Voulant probablement bien faire, Xavier Bettel y a introduit un chapitre sur l’« éducation aux médias et à la citoyenneté », consacrant pour la première fois le statut d’« éditeur citoyen ». C’est contre les conditions de cet article 9 du projet de loi qu’Ara mobilise actuellement, en intervenant auprès des pouvoirs politiques, de la commission parlementaire qui commencera son travail sur le projet de loi prochainement, et lors d’un week-end de conférences-débats vendredi et samedi derniers, les 9 et 10 octobre, sous le titre « Lescht Chance fir Mediepluralismus – Community Medien zu Lëtzebuerg an Europa », organisées avec la plateforme Community Media Forum Europe (CMFE).
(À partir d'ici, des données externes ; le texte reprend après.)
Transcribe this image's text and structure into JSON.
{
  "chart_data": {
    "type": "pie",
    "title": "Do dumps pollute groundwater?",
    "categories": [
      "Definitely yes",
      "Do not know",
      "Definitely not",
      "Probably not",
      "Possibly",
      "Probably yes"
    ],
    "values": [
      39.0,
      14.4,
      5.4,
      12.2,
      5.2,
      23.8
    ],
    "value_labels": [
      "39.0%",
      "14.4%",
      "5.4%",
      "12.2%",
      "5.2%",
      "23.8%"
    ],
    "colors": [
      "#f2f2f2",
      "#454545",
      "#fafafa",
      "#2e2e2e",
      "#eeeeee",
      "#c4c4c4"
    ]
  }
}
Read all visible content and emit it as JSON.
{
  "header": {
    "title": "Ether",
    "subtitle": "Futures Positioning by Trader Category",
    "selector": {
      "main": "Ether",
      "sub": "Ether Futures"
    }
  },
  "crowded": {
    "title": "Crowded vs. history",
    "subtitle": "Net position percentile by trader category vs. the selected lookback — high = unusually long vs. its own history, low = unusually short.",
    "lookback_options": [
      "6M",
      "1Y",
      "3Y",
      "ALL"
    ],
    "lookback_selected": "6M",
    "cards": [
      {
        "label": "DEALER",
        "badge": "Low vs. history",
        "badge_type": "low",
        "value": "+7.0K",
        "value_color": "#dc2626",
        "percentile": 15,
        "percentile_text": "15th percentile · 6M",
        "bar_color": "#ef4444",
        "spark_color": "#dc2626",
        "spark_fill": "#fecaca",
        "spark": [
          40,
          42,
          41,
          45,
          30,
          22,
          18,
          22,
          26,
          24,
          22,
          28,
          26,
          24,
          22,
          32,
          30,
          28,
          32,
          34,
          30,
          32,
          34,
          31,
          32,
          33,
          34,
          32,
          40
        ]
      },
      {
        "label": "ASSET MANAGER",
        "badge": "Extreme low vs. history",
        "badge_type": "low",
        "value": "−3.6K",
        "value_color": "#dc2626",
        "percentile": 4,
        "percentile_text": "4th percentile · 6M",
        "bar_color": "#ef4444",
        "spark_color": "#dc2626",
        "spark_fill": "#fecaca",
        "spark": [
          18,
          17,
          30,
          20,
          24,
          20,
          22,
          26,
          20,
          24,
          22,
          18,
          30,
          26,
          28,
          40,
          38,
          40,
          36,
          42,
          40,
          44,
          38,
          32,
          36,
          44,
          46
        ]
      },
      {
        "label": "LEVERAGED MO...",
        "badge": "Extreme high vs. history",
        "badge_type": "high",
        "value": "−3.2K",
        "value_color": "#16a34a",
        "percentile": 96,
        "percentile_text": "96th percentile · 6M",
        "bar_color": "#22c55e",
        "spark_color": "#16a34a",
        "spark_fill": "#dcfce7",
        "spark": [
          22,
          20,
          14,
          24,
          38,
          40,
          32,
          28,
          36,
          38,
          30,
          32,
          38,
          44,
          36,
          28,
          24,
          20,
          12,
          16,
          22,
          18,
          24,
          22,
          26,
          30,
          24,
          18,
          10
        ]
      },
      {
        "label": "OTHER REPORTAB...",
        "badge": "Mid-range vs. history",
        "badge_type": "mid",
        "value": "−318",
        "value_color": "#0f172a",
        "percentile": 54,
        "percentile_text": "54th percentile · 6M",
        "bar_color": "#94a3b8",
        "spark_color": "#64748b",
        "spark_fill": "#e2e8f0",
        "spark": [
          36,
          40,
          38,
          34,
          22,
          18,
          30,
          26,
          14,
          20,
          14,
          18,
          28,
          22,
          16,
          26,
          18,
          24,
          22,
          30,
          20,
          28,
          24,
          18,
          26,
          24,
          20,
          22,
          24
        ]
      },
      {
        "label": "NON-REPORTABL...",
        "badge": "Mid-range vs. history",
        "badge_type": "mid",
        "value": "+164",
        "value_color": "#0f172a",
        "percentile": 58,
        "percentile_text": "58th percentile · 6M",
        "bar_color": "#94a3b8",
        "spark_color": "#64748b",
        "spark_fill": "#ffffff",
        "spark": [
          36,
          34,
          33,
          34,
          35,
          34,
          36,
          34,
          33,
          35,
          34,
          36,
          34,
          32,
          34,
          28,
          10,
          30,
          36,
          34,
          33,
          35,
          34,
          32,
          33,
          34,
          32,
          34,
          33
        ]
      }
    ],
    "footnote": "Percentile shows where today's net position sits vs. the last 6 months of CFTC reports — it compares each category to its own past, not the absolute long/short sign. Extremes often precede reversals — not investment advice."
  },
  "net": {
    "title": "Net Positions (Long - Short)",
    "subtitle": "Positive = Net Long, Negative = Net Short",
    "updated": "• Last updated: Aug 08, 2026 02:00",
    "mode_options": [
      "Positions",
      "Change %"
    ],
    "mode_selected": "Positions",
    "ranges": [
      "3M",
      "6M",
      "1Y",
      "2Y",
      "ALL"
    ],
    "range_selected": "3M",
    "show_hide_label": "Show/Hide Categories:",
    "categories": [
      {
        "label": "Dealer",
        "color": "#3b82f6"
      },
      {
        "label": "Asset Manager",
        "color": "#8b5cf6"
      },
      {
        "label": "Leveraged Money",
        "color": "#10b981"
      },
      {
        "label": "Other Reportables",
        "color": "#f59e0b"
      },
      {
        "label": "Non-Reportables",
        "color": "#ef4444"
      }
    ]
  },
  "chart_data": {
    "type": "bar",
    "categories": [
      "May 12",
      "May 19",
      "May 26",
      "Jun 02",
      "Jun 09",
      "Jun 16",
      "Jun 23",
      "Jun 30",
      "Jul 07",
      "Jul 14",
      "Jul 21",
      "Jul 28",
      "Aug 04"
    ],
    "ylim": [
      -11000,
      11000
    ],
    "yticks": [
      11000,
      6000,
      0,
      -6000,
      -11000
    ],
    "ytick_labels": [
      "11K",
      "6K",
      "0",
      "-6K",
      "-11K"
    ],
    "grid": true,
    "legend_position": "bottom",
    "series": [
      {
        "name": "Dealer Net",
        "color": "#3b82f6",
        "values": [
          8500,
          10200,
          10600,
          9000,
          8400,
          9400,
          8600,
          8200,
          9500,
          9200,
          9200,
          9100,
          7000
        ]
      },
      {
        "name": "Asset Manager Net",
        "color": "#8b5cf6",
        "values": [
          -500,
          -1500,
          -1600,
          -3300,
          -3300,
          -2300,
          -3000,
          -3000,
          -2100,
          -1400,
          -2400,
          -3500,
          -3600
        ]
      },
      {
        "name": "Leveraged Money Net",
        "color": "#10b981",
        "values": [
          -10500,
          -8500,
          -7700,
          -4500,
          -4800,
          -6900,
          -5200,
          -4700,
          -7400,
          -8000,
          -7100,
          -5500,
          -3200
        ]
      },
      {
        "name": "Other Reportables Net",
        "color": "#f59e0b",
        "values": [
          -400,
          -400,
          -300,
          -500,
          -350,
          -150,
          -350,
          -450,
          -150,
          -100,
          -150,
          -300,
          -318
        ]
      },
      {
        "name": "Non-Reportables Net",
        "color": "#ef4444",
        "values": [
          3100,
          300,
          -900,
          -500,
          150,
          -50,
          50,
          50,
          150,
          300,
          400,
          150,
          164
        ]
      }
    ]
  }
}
Le président de l’Alia (Autorité luxembourgeoise indépendante de l’audiovisuel), le juriste Thierry Hoscheit, souligna dans ce contexte l’incompatibilité juridique de l’article 9 de ce projet, qui demande un but non-lucratif aux médias citoyens, avec la loi de 1991, qui impose justement un statut de société commerciale aux exploitants de fréquences nationales. Radio Ara quant à elle estime que les critères de base, à savoir l’emploi d’au moins deux journalistes professionnels, ne lui correspondent nullement. Car la radio n’a pas primairement besoin de journalistes professionnels, mais de techniciens et d’encadrants, de budgets d’investissements et de couverture des frais courants. Durant le confinement et les premières phases du déconfinement, des collaborateurs bénévoles proposèrent des informations en neuf langues différentes, dont le russe, l’arabe, l’albanais, le mandarin ou le tigrinya (parlé par la communauté érythréenne) – ce qu’il leur faut, c’est un cadre stable et une technique qui fonctionne. En 2020, Radio Ara reçoit une aide exceptionnelle de 80 000 euros de la part du ministère des Médias comptabilisée sous le titre « initiative en vue de préserver la diversité du paysage médiatique ». La somme maximale qu’elle pourrait toucher via la nouvelle loi serait de 100 000 euros – ce qui est toujours dérisoire en comparaison des presque sept millions d’euros qui vont à la radio publique 100,7 ou des dix millions que l’État versera à partir de 2021 à RTL, en contrepartie de ses missions de service public. Ara rêve d’une propre loi sur les médias citoyens, qui lui donnerait un cadre légal basé sur une définition reprise par des organes internationaux, comme le Conseil de l’Europe. « Si j’étais vous, intervint pourtant le président du Conseil de presse Jean-Lou Siweck (Editpress) à la table-ronde de vendredi, je ferais tout pour garder cet article dans le projet actuel, quitte à l’amender substantiellement. Vous risqueriez sinon d’attendre longtemps : ce projet-ci a mis sept ans avant d’être déposé… ».
Dans son discours sur l’état de la nation ce mardi, Xavier Bettel s’est montré compréhensif pour la situation alarmante de Radio Ara et a promis la recherche de critères d’attribution d’aides viables dans le projet de loi.